Back to Basics is back in person in Pine River
In its first year back in full steam after the COVID-19 pandemic, Back to Basics features the workshops and vendors attendees depend on
PINE RIVER — Returning to a traditional, in-person format after disruption from COVID-19, Back to Basics opened with a deep dive into Minnesota lakes — specifically, how they were formed.
The keynote speaker opening the event Saturday, Feb. 11, at Pine River-Backus School was Research and Policy Director Carrie Jennings, who has a Ph.D. and is with the Freshwater Society of Minnesota.
She talked about the millions of years and complicated processes that shaped Minnesota and its over 10,000 lakes.
Jennings described the ways glaciers moved across what is now land in Minnesota during one stage of the ice age, and how they scraped, pushed and deposited soils to shape the landscape seen today.
Not limited to simple audible storytelling, she came equipped with maps of parts or the whole state, viewed with such detail that massive imprints, impacts and many mile long drag marks can be seen stretching, in some cases, county to county.
The patterns and paths would not be visible up close, but seen from very far away, become suddenly clear.
She took special note of how the land looks almost swept flat west of Spider Lake west of Backus. To the east of Spider Lake, in the Foot Hills State Forest, the landscape is rows of small hills formed almost like a rug that has been bunched up on a floor.
Jennings' presentation showed how glaciers dragged rocks from the west, north and east into the state, providing clues and observable evidence of the long gone process and where the glaciers came from.
For example, gray shales come from the glacial lake Agassiz in North Dakota and basalt comes from the great lakes to the northeast.
Jennings explained the various ways that this glacial movement led to the shape of area lakes, including Mille Lacs, which was formed when glaciers deposited rocks and sediments into natural dam-like structures surrounding a low spot that was filled with water.
Jennings described how layers of mud at the bottom of a lake hold clues to the history of the state's vegetation. Pollen in the mud, which is apparently hardy enough to last many, many years, can be found in separate layers showing what kinds and how much foliage covered the state at various times in history.
Jennings was just one of many knowledgeable professionals speaking at the event. There were nearly 50 workshops with topics ranging from mental health and suicide to blacksmithing to soil health to wild mushrooms.

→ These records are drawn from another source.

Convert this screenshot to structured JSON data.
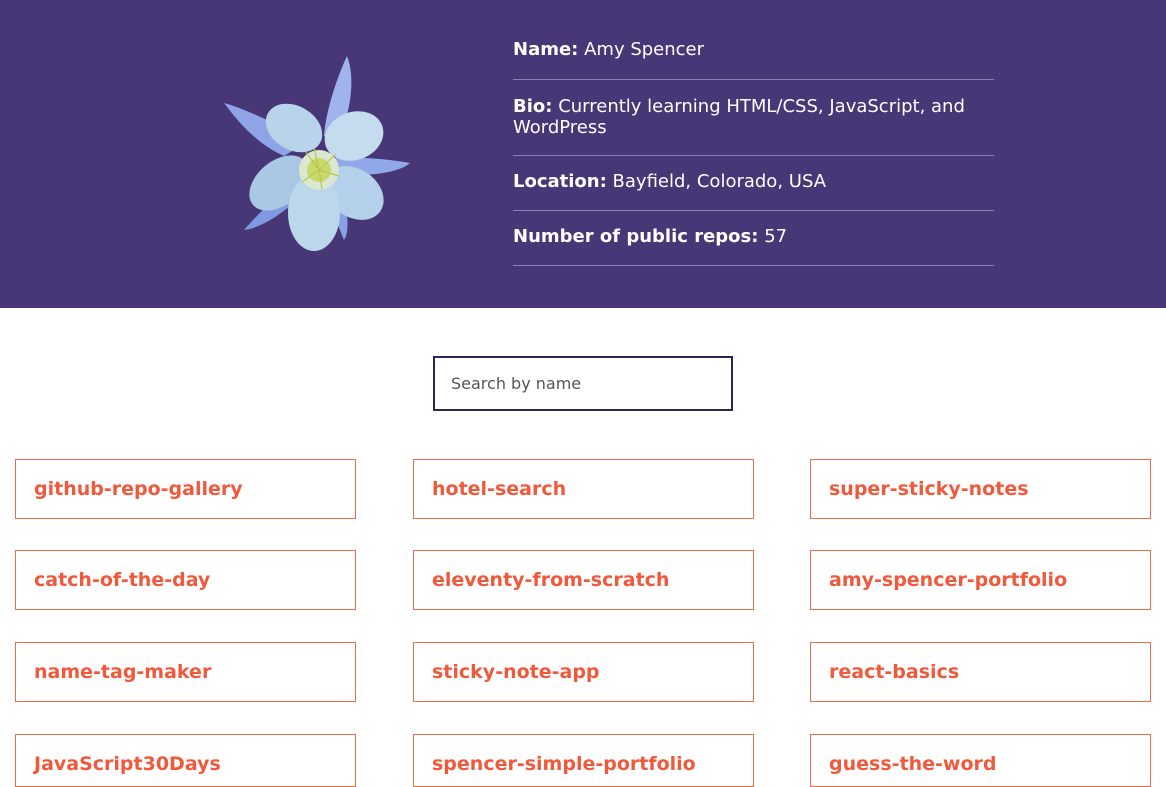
{
  "profile": {
    "avatar_icon": "columbine-flower-avatar",
    "name_label": "Name:",
    "name_value": "Amy Spencer",
    "bio_label": "Bio:",
    "bio_value": "Currently learning HTML/CSS, JavaScript, and WordPress",
    "location_label": "Location:",
    "location_value": "Bayfield, Colorado, USA",
    "repos_label": "Number of public repos:",
    "repos_value": "57"
  },
  "search": {
    "placeholder": "Search by name"
  },
  "repos": [
    "github-repo-gallery",
    "hotel-search",
    "super-sticky-notes",
    "catch-of-the-day",
    "eleventy-from-scratch",
    "amy-spencer-portfolio",
    "name-tag-maker",
    "sticky-note-app",
    "react-basics",
    "JavaScript30Days",
    "spencer-simple-portfolio",
    "guess-the-word"
  ],
  "colors": {
    "header_bg": "#473776",
    "repo_accent": "#f0593b",
    "search_border": "#2d2459"
  }
}
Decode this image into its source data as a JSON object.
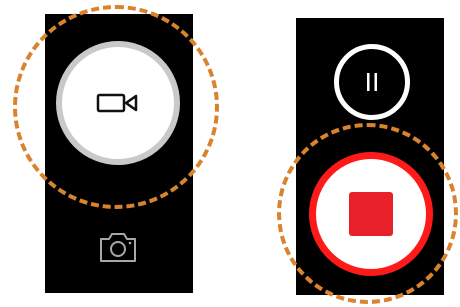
{
  "left_panel": {
    "record_video_button": {
      "icon": "video-camera-icon",
      "ring_color": "#c9c9c9",
      "fill_color": "#ffffff"
    },
    "photo_button": {
      "icon": "photo-camera-icon",
      "icon_color": "#a8a8a8"
    }
  },
  "right_panel": {
    "pause_button": {
      "icon": "pause-icon",
      "ring_color": "#ffffff"
    },
    "stop_button": {
      "icon": "stop-icon",
      "ring_color": "#ff1a1a",
      "square_color": "#e8202a"
    }
  },
  "highlight": {
    "color": "#d9832e",
    "style": "dashed"
  }
}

Outside of the workshops, and open to the public, vendors filled the Pine River-Backus Performance Gym with hand-made and sustainable products and offered their expertise on countless subjects, including the National Loon Center, holistic approaches to better health, wood turning and soil health.
This marked the 17th annual Back to Basics, which brings a large variety of skills and products to Pine River-Backus School.
Sponsored by Happy Dancing Turtle and Pine River-Backus Community Education, the sustainable living event was digital or spread out during the COVID-19 pandemic.